Curieusement, Cyrille de Jérusalem proclamait exactement cela (Cathéchèse, IV:XVII) : « Concernant les divins mystères de la Foi, pas même une déclaration occasionnelle ne doit être livrée sans les Saintes Écritures, ni ne doit être tiré de simple plausibilité ou artifice de discours. Même à moi, qui vous dit ces choses, ne donnez aucun crédit à moins que vous ne receviez la preuve des choses que j’annonce par les Divines Écritures. Car le salut en lequel nous crayons ne dépend pas de raisonnement ingénieux, mais de démonstration de l’Écriture. » Et Irénée de Lyon, Hippolyte de Rome, Jean Chrysostome, Athananase d’Alexandrie, Grégoire de Nysse et Basile de Césarée étaient parfaitement d’accord avec Cyrille de Jérusalem.
[Mme Suzanne :] la Bible elle-même ne dit jamais que la Bible seule était la seule source de la foi. Ça c’est une invention de Luther.
Je ne pense pas que Mme Suzanne lit la Bible très souvent…
L’apôtre Paul inspiré du Saint-Esprit : « Je m’étonne que vous vous détourniez si promptement de celui qui vous a appelés par la grâce de Christ, pour passer à un autre évangile. Non pas qu’il y ait un autre évangile, mais il y a des gens qui vous troublent et qui veulent altérer l’Évangile de Christ.
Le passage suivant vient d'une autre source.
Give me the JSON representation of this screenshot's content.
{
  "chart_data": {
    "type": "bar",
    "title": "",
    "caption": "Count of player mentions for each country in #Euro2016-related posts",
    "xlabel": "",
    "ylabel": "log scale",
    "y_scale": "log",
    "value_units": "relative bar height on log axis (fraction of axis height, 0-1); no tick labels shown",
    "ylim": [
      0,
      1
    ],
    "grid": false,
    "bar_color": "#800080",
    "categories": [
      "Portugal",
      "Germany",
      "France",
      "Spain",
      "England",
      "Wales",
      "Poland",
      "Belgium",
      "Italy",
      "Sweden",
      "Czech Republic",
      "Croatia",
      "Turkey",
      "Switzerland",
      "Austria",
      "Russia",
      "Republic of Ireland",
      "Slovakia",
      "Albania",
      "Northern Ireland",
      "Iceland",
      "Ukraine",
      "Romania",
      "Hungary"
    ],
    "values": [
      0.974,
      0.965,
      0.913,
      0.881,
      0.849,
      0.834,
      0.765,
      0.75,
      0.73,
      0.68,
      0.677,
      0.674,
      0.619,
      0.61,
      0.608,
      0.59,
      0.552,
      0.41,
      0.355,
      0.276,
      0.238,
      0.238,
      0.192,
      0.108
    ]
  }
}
Mais, si nous-mêmes, si un ange du ciel annonçait un autre évangile que celui que nous vous avons prêché, qu’il soit anathème ! Nous l’avons dit précédemment, je le répète à cette heure : si quelqu’un vous annonce un évangile s’écartant de celui que vous avez reçu, qu’il soit anathème ! » (Galates 1:6-9)
L’apôtre Jean inspiré du Saint-Esprit : « Je le déclare à quiconque entend les paroles de la prophétie de ce livre : Si quelqu’un y ajoute quelque chose, Dieu le frappera des fléaux décris dans ce livre ; et si quelqu’un retranche quelque chose des paroles du livre de cette prophétie, Dieu retranchera sa part de l’arbre de la vie et de la ville sainte, décrits dans ce livre. » (Apocalypse 22:18-19) Certes « ce livre » désigne ici l’Apocalypse de Jean, mais la gravité de l’avertissement implique qu’il ne faut sous aucun prétexte ajouter des innovations humaines à la révélation scripturale.
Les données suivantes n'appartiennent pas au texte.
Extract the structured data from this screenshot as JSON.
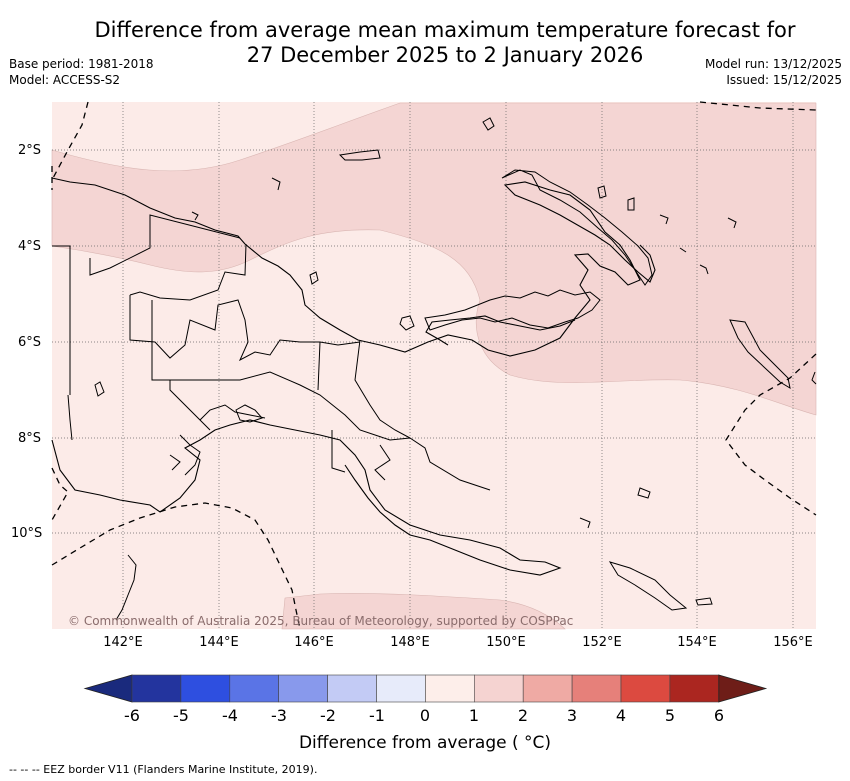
{
  "title_line1": "Difference from average mean maximum temperature forecast for",
  "title_line2": "27 December 2025 to 2 January 2026",
  "base_period": "Base period: 1981-2018",
  "model": "Model: ACCESS-S2",
  "model_run": "Model run: 13/12/2025",
  "issued": "Issued: 15/12/2025",
  "map": {
    "lon_range": [
      140.5,
      156.5
    ],
    "lat_range": [
      -12,
      -1
    ],
    "lat_ticks": [
      "2°S",
      "4°S",
      "6°S",
      "8°S",
      "10°S"
    ],
    "lon_ticks": [
      "142°E",
      "144°E",
      "146°E",
      "148°E",
      "150°E",
      "152°E",
      "154°E",
      "156°E"
    ],
    "copyright": "© Commonwealth of Australia 2025, Bureau of Meteorology, supported by COSPPac",
    "colors": {
      "anomaly_0_1": "#fbe9e6",
      "anomaly_1_2": "#f4d5d3",
      "ocean_background": "#fcebe8"
    }
  },
  "colorbar": {
    "tick_labels": [
      "-6",
      "-5",
      "-4",
      "-3",
      "-2",
      "-1",
      "0",
      "1",
      "2",
      "3",
      "4",
      "5",
      "6"
    ],
    "colors": [
      "#23349e",
      "#2e4fe0",
      "#5a74e6",
      "#8899ec",
      "#c3cbf5",
      "#e7ebfa",
      "#fdeeea",
      "#f5d3d1",
      "#efaaa4",
      "#e6807a",
      "#dc4a40",
      "#ab2620"
    ],
    "under_color": "#1a2a7d",
    "over_color": "#6e1d18",
    "label": "Difference from average ( °C)"
  },
  "footnote": "--  --  -- EEZ border V11 (Flanders Marine Institute, 2019)."
}
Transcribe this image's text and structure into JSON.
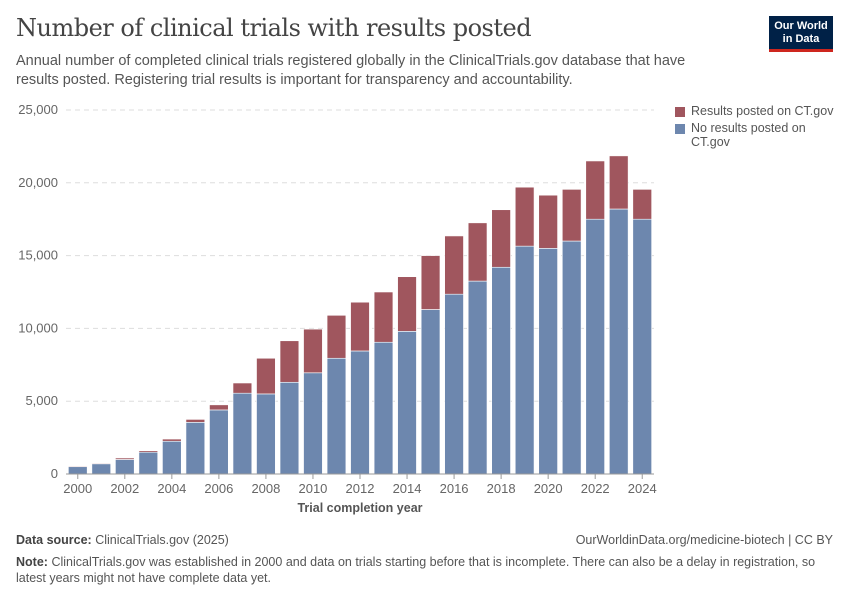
{
  "header": {
    "title": "Number of clinical trials with results posted",
    "subtitle": "Annual number of completed clinical trials registered globally in the ClinicalTrials.gov database that have results posted. Registering trial results is important for transparency and accountability.",
    "logo": "Our World in Data"
  },
  "chart_data": {
    "type": "bar",
    "stacked": true,
    "xlabel": "Trial completion year",
    "ylabel": "",
    "ylim": [
      0,
      25000
    ],
    "yticks": [
      "0",
      "5,000",
      "10,000",
      "15,000",
      "20,000",
      "25,000"
    ],
    "ytick_values": [
      0,
      5000,
      10000,
      15000,
      20000,
      25000
    ],
    "xticks": [
      "2000",
      "2002",
      "2004",
      "2006",
      "2008",
      "2010",
      "2012",
      "2014",
      "2016",
      "2018",
      "2020",
      "2022",
      "2024"
    ],
    "categories": [
      2000,
      2001,
      2002,
      2003,
      2004,
      2005,
      2006,
      2007,
      2008,
      2009,
      2010,
      2011,
      2012,
      2013,
      2014,
      2015,
      2016,
      2017,
      2018,
      2019,
      2020,
      2021,
      2022,
      2023,
      2024
    ],
    "grid": true,
    "legend": "right",
    "series": [
      {
        "name": "No results posted on CT.gov",
        "color": "#6d87ae",
        "values": [
          500,
          700,
          1000,
          1500,
          2250,
          3550,
          4400,
          5550,
          5500,
          6300,
          6950,
          7950,
          8450,
          9050,
          9800,
          11300,
          12350,
          13250,
          14200,
          15650,
          15500,
          16000,
          17500,
          18200,
          17500
        ]
      },
      {
        "name": "Results posted on CT.gov",
        "color": "#a0565e",
        "values": [
          50,
          50,
          100,
          100,
          150,
          200,
          350,
          700,
          2450,
          2850,
          3000,
          2950,
          3350,
          3450,
          3750,
          3700,
          4000,
          4000,
          3950,
          4050,
          3650,
          3550,
          4000,
          3650,
          2050
        ]
      }
    ]
  },
  "footer": {
    "source_label": "Data source:",
    "source": "ClinicalTrials.gov (2025)",
    "url": "OurWorldinData.org/medicine-biotech | CC BY",
    "note_label": "Note:",
    "note": "ClinicalTrials.gov was established in 2000 and data on trials starting before that is incomplete. There can also be a delay in registration, so latest years might not have complete data yet."
  }
}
Jésus lui-même a vigoureusement fustigé les juifs pharisiens qui ajoutaient leur tradition extra-scripturaire (Talmud) aux Saintes Écritures (Tanak) : « Il [Jésus] leur dit encore : Vous anéantissez fort bien le commandement de Dieu, pour garder votre tradition. Car Moïse a dit : Honore ton père et ta mère ; et : Celui qui maudira son père ou sa mère sera puni de mort. Mais vous, vous dites : Si un homme dit à son père ou à sa mère : Ce dont j’aurais pu t’assister est corban, c’est-à-dire, une offrande à Dieu, vous ne le laissez plus rien faire pour son père ou pour sa mère, annulant ainsi la parole de Dieu par votre tradition, que vous avez établie. Et vous faites beaucoup d’autres choses semblables. » (Marc 7:5-13)
[Mme Suzanne :] St. Augustin priait la Sainte Vierge.
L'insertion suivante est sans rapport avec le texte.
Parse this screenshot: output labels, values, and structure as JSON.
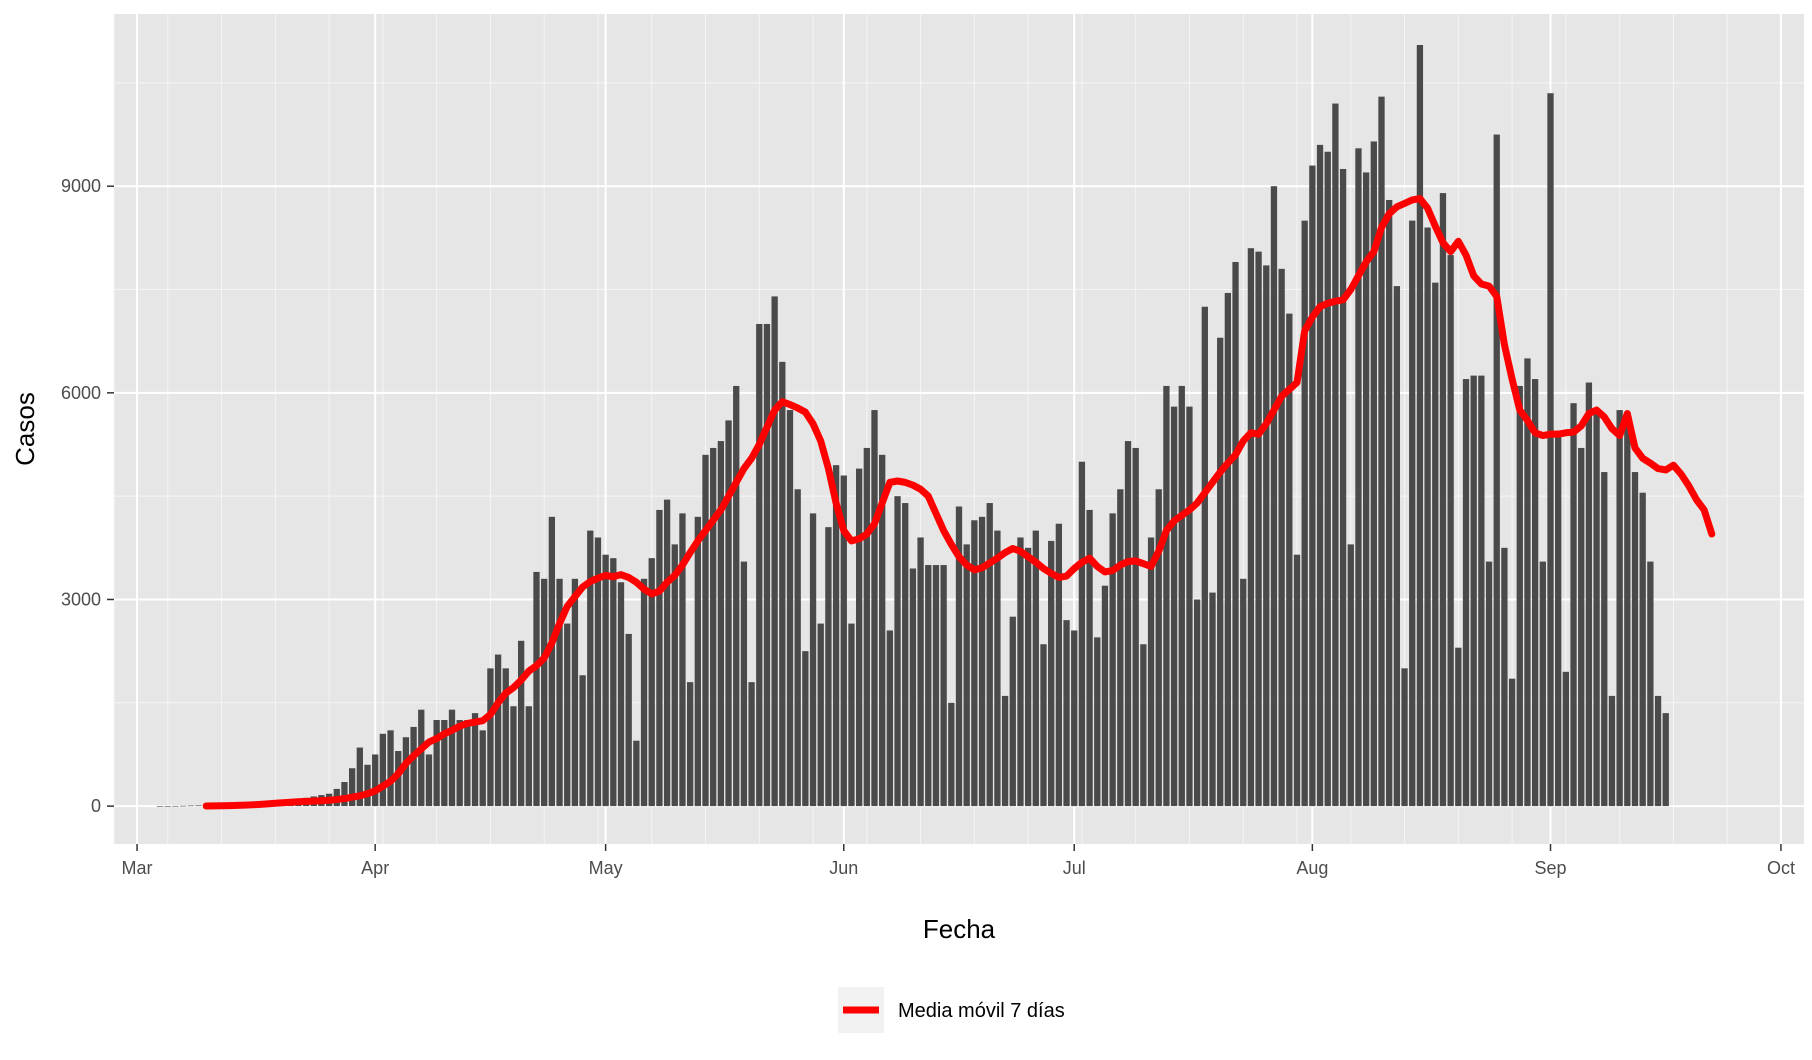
{
  "chart_data": {
    "type": "bar",
    "xlabel": "Fecha",
    "ylabel": "Casos",
    "x_start": "2020-03-04",
    "x_ticks": [
      {
        "date": "2020-03-01",
        "label": "Mar"
      },
      {
        "date": "2020-04-01",
        "label": "Apr"
      },
      {
        "date": "2020-05-01",
        "label": "May"
      },
      {
        "date": "2020-06-01",
        "label": "Jun"
      },
      {
        "date": "2020-07-01",
        "label": "Jul"
      },
      {
        "date": "2020-08-01",
        "label": "Aug"
      },
      {
        "date": "2020-09-01",
        "label": "Sep"
      },
      {
        "date": "2020-10-01",
        "label": "Oct"
      }
    ],
    "xlim": [
      "2020-02-27",
      "2020-10-04"
    ],
    "y_ticks": [
      0,
      3000,
      6000,
      9000
    ],
    "ylim": [
      -550,
      11500
    ],
    "grid": true,
    "legend_position": "bottom",
    "colors": {
      "bars": "#4a4a4a",
      "line": "#ff0000",
      "panel": "#e6e6e6",
      "grid": "#ffffff"
    },
    "series": [
      {
        "type": "bar",
        "values": [
          2,
          2,
          3,
          5,
          8,
          10,
          15,
          20,
          28,
          35,
          45,
          50,
          55,
          60,
          65,
          70,
          80,
          90,
          100,
          120,
          140,
          160,
          180,
          250,
          350,
          550,
          850,
          600,
          750,
          1050,
          1100,
          800,
          1000,
          1150,
          1400,
          750,
          1250,
          1250,
          1400,
          1250,
          1250,
          1350,
          1100,
          2000,
          2200,
          2000,
          1450,
          2400,
          1450,
          3400,
          3300,
          4200,
          3300,
          2650,
          3300,
          1900,
          4000,
          3900,
          3650,
          3600,
          3250,
          2500,
          950,
          3300,
          3600,
          4300,
          4450,
          3800,
          4250,
          1800,
          4200,
          5100,
          5200,
          5300,
          5600,
          6100,
          3550,
          1800,
          7000,
          7000,
          7400,
          6450,
          5750,
          4600,
          2250,
          4250,
          2650,
          4050,
          4950,
          4800,
          2650,
          4900,
          5200,
          5750,
          5100,
          2550,
          4500,
          4400,
          3450,
          3900,
          3500,
          3500,
          3500,
          1500,
          4350,
          3800,
          4150,
          4200,
          4400,
          4000,
          1600,
          2750,
          3900,
          3750,
          4000,
          2350,
          3850,
          4100,
          2700,
          2550,
          5000,
          4300,
          2450,
          3200,
          4250,
          4600,
          5300,
          5200,
          2350,
          3900,
          4600,
          6100,
          5800,
          6100,
          5800,
          3000,
          7250,
          3100,
          6800,
          7450,
          7900,
          3300,
          8100,
          8050,
          7850,
          9000,
          7800,
          7150,
          3650,
          8500,
          9300,
          9600,
          9500,
          10200,
          9250,
          3800,
          9550,
          9200,
          9650,
          10300,
          8800,
          7550,
          2000,
          8500,
          11050,
          8400,
          7600,
          8900,
          8000,
          2300,
          6200,
          6250,
          6250,
          3550,
          9750,
          3750,
          1850,
          6100,
          6500,
          6200,
          3550,
          10350,
          5450,
          1950,
          5850,
          5200,
          6150,
          5700,
          4850,
          1600,
          5750,
          5550,
          4850,
          4550,
          3550,
          1600,
          1350
        ]
      },
      {
        "type": "line",
        "name": "Media móvil 7 días",
        "start": "2020-03-10",
        "values": [
          2,
          3,
          5,
          7,
          10,
          14,
          19,
          25,
          33,
          41,
          49,
          56,
          63,
          68,
          73,
          78,
          85,
          95,
          110,
          130,
          150,
          180,
          220,
          290,
          360,
          470,
          620,
          730,
          830,
          930,
          980,
          1050,
          1100,
          1160,
          1200,
          1220,
          1240,
          1330,
          1500,
          1640,
          1720,
          1830,
          1960,
          2040,
          2150,
          2370,
          2650,
          2900,
          3040,
          3180,
          3260,
          3310,
          3350,
          3330,
          3360,
          3320,
          3250,
          3150,
          3080,
          3120,
          3250,
          3350,
          3500,
          3680,
          3850,
          4000,
          4150,
          4300,
          4500,
          4700,
          4900,
          5050,
          5250,
          5500,
          5750,
          5870,
          5830,
          5780,
          5720,
          5550,
          5300,
          4900,
          4400,
          4000,
          3850,
          3880,
          3950,
          4100,
          4400,
          4700,
          4720,
          4700,
          4660,
          4600,
          4500,
          4250,
          4000,
          3800,
          3620,
          3500,
          3430,
          3460,
          3530,
          3600,
          3680,
          3740,
          3700,
          3620,
          3540,
          3450,
          3380,
          3320,
          3340,
          3450,
          3540,
          3600,
          3480,
          3400,
          3420,
          3500,
          3550,
          3560,
          3520,
          3480,
          3700,
          4000,
          4140,
          4220,
          4300,
          4400,
          4550,
          4700,
          4850,
          4980,
          5100,
          5300,
          5420,
          5400,
          5550,
          5750,
          5950,
          6050,
          6150,
          6900,
          7100,
          7250,
          7300,
          7330,
          7350,
          7500,
          7700,
          7900,
          8050,
          8400,
          8600,
          8700,
          8750,
          8800,
          8820,
          8680,
          8420,
          8180,
          8050,
          8200,
          8000,
          7700,
          7580,
          7550,
          7400,
          6700,
          6200,
          5750,
          5600,
          5420,
          5380,
          5400,
          5400,
          5420,
          5430,
          5520,
          5700,
          5750,
          5650,
          5480,
          5380,
          5700,
          5200,
          5050,
          4980,
          4900,
          4880,
          4950,
          4820,
          4650,
          4450,
          4300,
          3950
        ]
      }
    ]
  }
}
Peut-être. Cela ne prouve strictement rien. Comme le dit la capsule qui a déclenché ce débat (voir le premier vidéo), il y avait des erreurs dans la théologie d’Augustin d’Hippone. Augustin n’est pas une autorité scripturaire inhérente. Lorsque Augustin s’accorde avec la Bible, alors tant mieux pour Augustin, et lorsqu’il contredit la Bible, alors tant pis pour Augustin. Car en effet Augustin et la doctrine vaticane contredisent la Bible sur cette question. Les instructions des Saintes Écritures portant sur l’adoration sont catégoriques : Dieu est le seul qu’il faut adorer et prier, il non Marie, les saints et les anges (Soli Deo Gloria)…
« Jésus lui dit : Retire-toi, Satan ! Car il est écrit : Tu adoreras le Seigneur, ton Dieu, et tu le serviras lui seul. » (Matthieu 4:10)
« Lorsque Pierre entra, Corneille, qui était allé au-devant de lui, tomba à ses pieds et se prosterna. Mais Pierre le releva, en disant : Lève-toi ; moi aussi, je suis un homme. (Actes 10:25-26)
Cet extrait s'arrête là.